Genetic algorithms are a method of computing that relies on biological models to evolve solutions (if you're reading this, Dr. Koza, don't have a heart attack based on my loose definitions). Nature is great at evolution, and genetic algorithms try to capture some of the essence of natural selection and genetic evolution in computer models to help solve problems that normally couldn't be solved by standard means of computing.
Basically, genetic algorithms work like this: You take a number of informational indicators and string them all together into a bit vector, just like a strand of DNA, as shown in Figure 12.33.
This bit vector represents the strategy or coding of an algorithm or solution. You need a few of these bit vectors to start with. Then you process the bit string and whatever it represents by some objective function that scores its fitness. The results are its score. The bit vector is really a concatenation of various control variables or settings for some algorithm, and you manually come up with a few experimental sets of values to start with based on intuition or prior knowledge (if available). Then you run each set and you get the score of each. You may find that out of the five you created manually, two of them did really well and the other three did really poorly. Here's where the genetic algorithm comes in.
You could tweak the solution from there, knowing that you're on the right track, or you could let genetic algorithms do it for you. Mix the two solutions or control vectors together to create two new offspring, as shown in Figure 12.34.

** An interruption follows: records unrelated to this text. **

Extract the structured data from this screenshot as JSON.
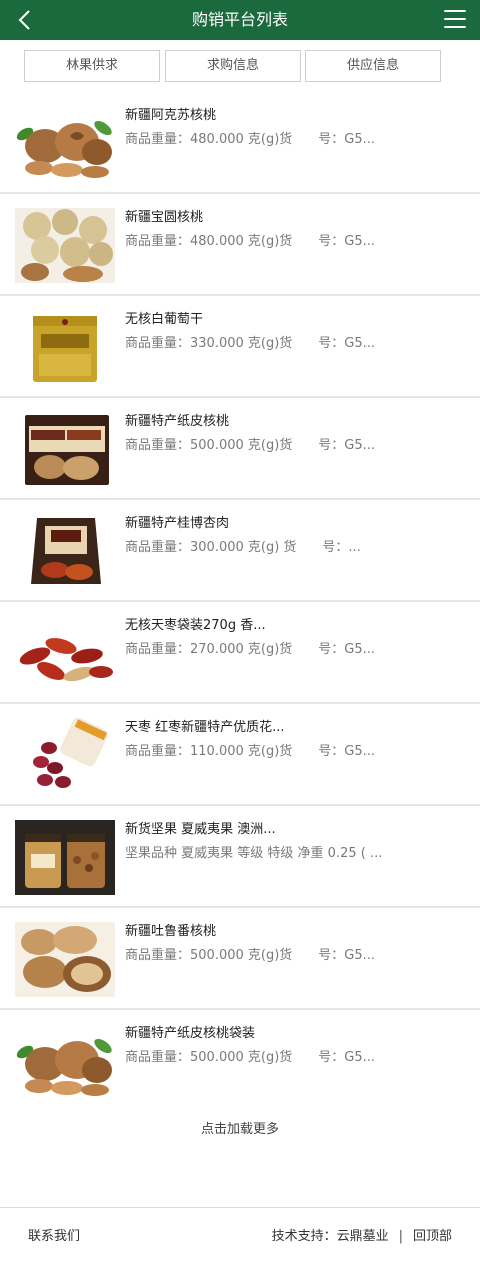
{
  "header": {
    "title": "购销平台列表",
    "back_icon": "back-chevron-icon",
    "menu_icon": "hamburger-menu-icon",
    "bg_color": "#1a6a3d"
  },
  "tabs": [
    {
      "label": "林果供求"
    },
    {
      "label": "求购信息"
    },
    {
      "label": "供应信息"
    }
  ],
  "items": [
    {
      "name": "新疆阿克苏核桃",
      "meta": "商品重量：480.000 克(g)货　　号：G5...",
      "image": "walnut-with-leaves"
    },
    {
      "name": "新疆宝圆核桃",
      "meta": "商品重量：480.000 克(g)货　　号：G5...",
      "image": "round-walnuts"
    },
    {
      "name": "无核白葡萄干",
      "meta": "商品重量：330.000 克(g)货　　号：G5...",
      "image": "raisin-bag"
    },
    {
      "name": "新疆特产纸皮核桃",
      "meta": "商品重量：500.000 克(g)货　　号：G5...",
      "image": "paper-walnut-bag"
    },
    {
      "name": "新疆特产桂博杏肉",
      "meta": "商品重量：300.000 克(g) 货　　号：...",
      "image": "apricot-bag"
    },
    {
      "name": "无核天枣袋装270g 香...",
      "meta": "商品重量：270.000 克(g)货　　号：G5...",
      "image": "red-dates"
    },
    {
      "name": "天枣 红枣新疆特产优质花...",
      "meta": "商品重量：110.000 克(g)货　　号：G5...",
      "image": "dates-jar"
    },
    {
      "name": "新货坚果 夏威夷果 澳洲...",
      "meta": "坚果品种 夏威夷果 等级 特级 净重 0.25 ( ...",
      "image": "nut-jars"
    },
    {
      "name": "新疆吐鲁番核桃",
      "meta": "商品重量：500.000 克(g)货　　号：G5...",
      "image": "walnut-kernels"
    },
    {
      "name": "新疆特产纸皮核桃袋装",
      "meta": "商品重量：500.000 克(g)货　　号：G5...",
      "image": "walnut-with-leaves"
    }
  ],
  "load_more": "点击加载更多",
  "footer": {
    "contact": "联系我们",
    "support": "技术支持：云鼎墓业",
    "separator": "|",
    "back_to_top": "回顶部"
  }
}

To add a little bit of uncertainty, during the crossover process you flip a bit here and there to simulate mutation. Try your new solutions, along with the last generation's best solutions, and see what happens with the scores. Pick the best results out of this generation and do it again. This is the process of genetic evolution. Amazingly, the best possible solution will slowly evolve, and the result might be something you never imagined.
The key things about genetic algorithms are that they try new ideas (patterns) and they can search a very large search space that normally couldn't be searched if you went one by one. This is due to mutation, which represents completely random evolutionary events that may or may not lead to better adaptation.
So how do you use this in a game? There are millions of ways, but I'm going to give you just one to get you started. You can use the probability settings of your AI as the genetic source for digital DNA, and then take the creatures in your game that have survived the longest and merge and evolve their probabilities, thus giving the best traits to future generations. Of course, you would only do this when you needed to spawn a new creature, but you get the idea.